Bref, la nouvelle circulaire prévoit de réduire les situations donnant accès à une prescription de traitement prophylactique. Par exemple, le projet de circulaire déclare que les hétérosexuels à partenaires multiples sont considérés comme un groupe «à risque», mais écarte du traitement les personnes ayant eu des rapports non protégés avec eux si leur statut sérologique est inconnu. En clair, vous couchez avec quelqu’un que vous venez de rencontrer, vous craquez la capote, il ne sait pas s’il est séropositif, vous débarquez aux urgences, et on pourra vous répondre que vous n’aurez pas de traitement parce que l’évaluation de la circulaire dit que ce n’est pas indiqué. Paradoxal. Même chose si vous recevez du sperme dans la bouche. Pas de traitement, et là, même si le « sujet source » est séropositif.

Plutôt que de se préoccuper de rendre les prophylaxies post exposition plus efficaces, les autorités médicales préfèrent réduire le nombre de personnes qui pourraient en bénéficier.
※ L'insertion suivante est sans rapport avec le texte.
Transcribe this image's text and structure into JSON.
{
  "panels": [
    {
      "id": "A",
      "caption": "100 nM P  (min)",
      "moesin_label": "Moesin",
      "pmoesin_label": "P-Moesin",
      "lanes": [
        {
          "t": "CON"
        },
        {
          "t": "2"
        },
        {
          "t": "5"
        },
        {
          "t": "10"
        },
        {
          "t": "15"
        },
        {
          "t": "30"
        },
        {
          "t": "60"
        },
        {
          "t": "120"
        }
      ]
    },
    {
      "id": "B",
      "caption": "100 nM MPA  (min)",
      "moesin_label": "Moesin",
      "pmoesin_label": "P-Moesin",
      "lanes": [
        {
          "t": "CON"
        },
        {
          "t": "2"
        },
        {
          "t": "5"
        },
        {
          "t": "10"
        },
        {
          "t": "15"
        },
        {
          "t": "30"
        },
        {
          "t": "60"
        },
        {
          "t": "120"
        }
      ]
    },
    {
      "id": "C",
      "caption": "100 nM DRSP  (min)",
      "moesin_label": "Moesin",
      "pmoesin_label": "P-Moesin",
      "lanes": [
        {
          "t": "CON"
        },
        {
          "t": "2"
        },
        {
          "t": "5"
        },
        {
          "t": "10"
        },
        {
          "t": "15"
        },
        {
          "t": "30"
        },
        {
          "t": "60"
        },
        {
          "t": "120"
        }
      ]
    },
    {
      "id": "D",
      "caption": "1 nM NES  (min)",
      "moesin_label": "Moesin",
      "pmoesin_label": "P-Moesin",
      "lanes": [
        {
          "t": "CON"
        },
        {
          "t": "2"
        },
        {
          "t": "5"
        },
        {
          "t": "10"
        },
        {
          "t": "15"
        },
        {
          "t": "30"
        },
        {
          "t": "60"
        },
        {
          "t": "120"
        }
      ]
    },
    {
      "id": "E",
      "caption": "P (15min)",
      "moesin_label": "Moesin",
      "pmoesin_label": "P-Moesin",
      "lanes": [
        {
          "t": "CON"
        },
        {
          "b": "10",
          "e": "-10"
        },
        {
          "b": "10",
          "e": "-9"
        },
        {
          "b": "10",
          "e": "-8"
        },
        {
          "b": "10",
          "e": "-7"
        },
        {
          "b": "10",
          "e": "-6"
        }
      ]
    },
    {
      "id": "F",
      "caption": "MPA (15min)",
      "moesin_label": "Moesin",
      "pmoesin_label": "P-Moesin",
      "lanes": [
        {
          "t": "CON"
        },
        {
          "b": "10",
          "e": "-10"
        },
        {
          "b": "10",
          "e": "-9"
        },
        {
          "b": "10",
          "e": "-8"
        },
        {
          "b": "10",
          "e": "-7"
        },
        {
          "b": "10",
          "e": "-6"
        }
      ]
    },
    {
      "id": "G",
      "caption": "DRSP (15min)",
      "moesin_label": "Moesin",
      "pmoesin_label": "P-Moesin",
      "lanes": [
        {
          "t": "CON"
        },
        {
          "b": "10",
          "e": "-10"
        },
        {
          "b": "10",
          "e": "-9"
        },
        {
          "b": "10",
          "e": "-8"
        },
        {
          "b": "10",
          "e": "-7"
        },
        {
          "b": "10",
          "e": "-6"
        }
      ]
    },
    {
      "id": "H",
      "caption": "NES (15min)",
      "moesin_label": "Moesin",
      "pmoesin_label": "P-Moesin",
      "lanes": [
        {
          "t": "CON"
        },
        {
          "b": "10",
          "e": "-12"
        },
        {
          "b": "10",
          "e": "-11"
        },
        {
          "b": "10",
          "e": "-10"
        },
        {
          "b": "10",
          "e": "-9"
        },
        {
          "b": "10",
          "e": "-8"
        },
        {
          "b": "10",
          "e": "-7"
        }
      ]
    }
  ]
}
Leur position sur ce sujet est en contradiction complète avec une politique de prévention efficace. La prophylaxie post exposition n’est pas un outil de prévention, c’est évident, mais c’est un outil qui y est étroitement lié, puisqu’il intervient dans les cas où la prévention échoue. Comment faire une prévention efficace si on considère par ailleurs que les risques sont devenus acceptables ?

Si vous vous retrouvez dans la situation d’avoir besoin du traitement, parce que vous avez la conviction d’avoir pris un risque, il vous reste une solution : mentez ! Exagérez votre prise de risque lors de votre déclaration aux urgences.

Nota Bene : jusqu’à présent, on disait qu’il fallait réagir vite et dans les 48 heures. Les dernières données font état d’une efficacité des traitements qui diminue grandement s’ils sont administrés plus de 4 heures après la prise de risque. Il faut donc impérativement réagir avant. Si vous avez pris un risque, n’attendez pas (même jusqu’au matin), allez aux urgences les plus proches, le plus vite possible.